At first glance, this might sound logical: Québec has its own immigration programs and selection criteria. But here's where it gets odd—once someone becomes a permanent resident of Canada, they are constitutionally entitled to live and work anywhere in the country, including Québec.
So why are applicants being asked to prove an intention they are not bound to respect after landing?
Québec’s Unique Role in Immigration
Québec has a special agreement with the federal government known as the Canada-Québec Accord, which gives the province exclusive control over the selection of economic immigrants who intend to settle there. That means if you want to live in Québec as a skilled worker, you must go through Québec’s own immigration programs.
In contrast, federal programs like Express Entry are designed for applicants intending to live in the rest of Canada.

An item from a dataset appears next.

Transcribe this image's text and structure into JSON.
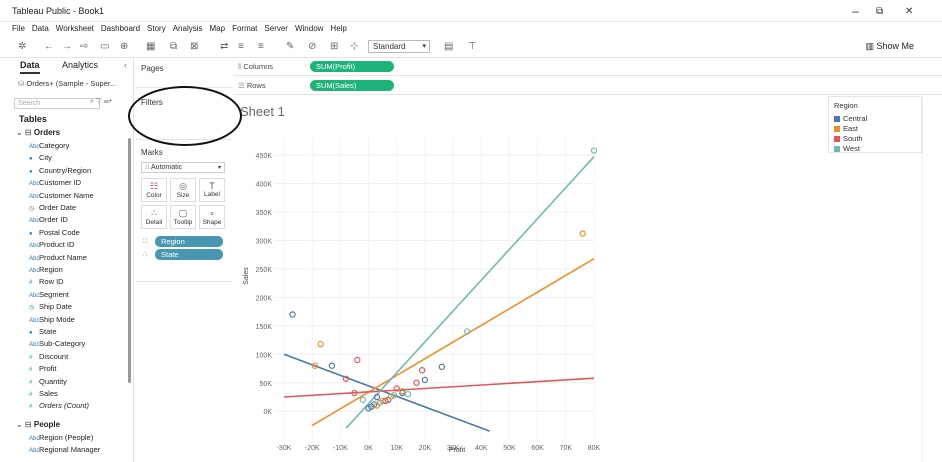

So when someone submits an application through a federal stream but is living, working, or studying in Québec, IRCC often issues a procedural fairness letter questioning whether the applicant truly intends to settle outside Québec.
This leads to a strange legal and ethical dilemma: applicants must prove their “intention” to live elsewhere, even though they are under no obligation to respect that intention once they become permanent residents.

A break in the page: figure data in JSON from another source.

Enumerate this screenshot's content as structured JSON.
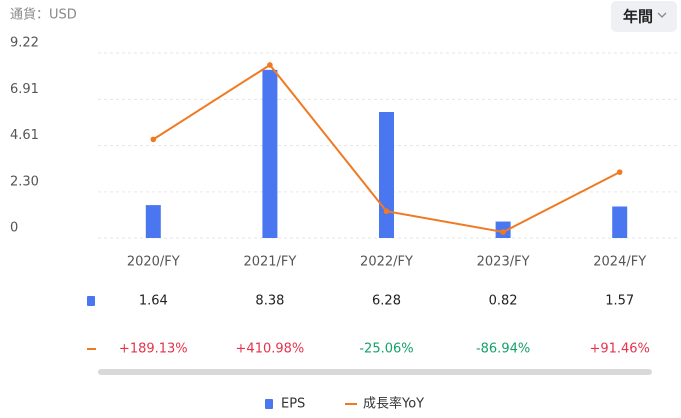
{
  "chart_data": {
    "type": "combo",
    "currency_label": "通貨：USD",
    "period_button": "年間",
    "categories": [
      "2020/FY",
      "2021/FY",
      "2022/FY",
      "2023/FY",
      "2024/FY"
    ],
    "series": [
      {
        "name": "EPS",
        "type": "bar",
        "color": "#4a77f0",
        "values": [
          1.64,
          8.38,
          6.28,
          0.82,
          1.57
        ]
      },
      {
        "name": "成長率YoY",
        "type": "line",
        "axis": "y2",
        "color": "#f07a22",
        "values": [
          189.13,
          410.98,
          -25.06,
          -86.94,
          91.46
        ],
        "value_labels": [
          "+189.13%",
          "+410.98%",
          "-25.06%",
          "-86.94%",
          "+91.46%"
        ]
      }
    ],
    "ylim": [
      0,
      9.22
    ],
    "yticks": [
      0,
      {
        "value": 2.3,
        "label": "2.30"
      },
      4.61,
      6.91,
      9.22
    ],
    "y2lim": [
      -104.8,
      446.7
    ],
    "grid": true,
    "legend": "bottom"
  }
}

A Legal Fiction—But With Real Consequences
The requirement to show intent isn’t backed by any mechanism to enforce it. Immigration officers cannot restrict someone from moving to Québec after receiving permanent residency. However, failing to demonstrate this intent convincingly can result in a refusal before permanent residency is granted.
Applicants are often forced to go to great lengths—moving to Ontario, signing leases, submitting letters from employers—to prove they have no ties to Québec, even if their reasons for being in Québec are temporary or beyond their control (such as completing studies or awaiting a job transfer).
This disconnect creates what legal professionals refer to as a “legal fiction.” It's a requirement based on form over substance: everyone knows it cannot be enforced, yet it still dictates outcomes.
Should It Matter?
In principle, Canadian immigration policy is meant to serve national interests. Once someone is selected based on merit, skills, or family ties, does it really matter where they live? Forcing individuals to move or conceal their true intentions arguably creates unnecessary stress, encourages dishonesty, and wastes valuable resources—both for the applicant and for IRCC.
Moreover, the practice arguably opens the door to arbitrary or inconsistent decisions, where officers may subjectively interpret someone’s intent based on weak or circumstantial evidence.
A Call for Reform or Clarity
Rather than perpetuating this ambiguous standard, policymakers might consider modernizing the approach. This could include increasing transparency by publishing clearer guidelines on how officers assess “intention,” to ensure consistency and fairness.
Until then, applicants and their representatives must continue playing this awkward game—crafting narratives about where they plan to live, all the while knowing that the Canadian Charter of Rights and Freedoms allows them to move freely after landing.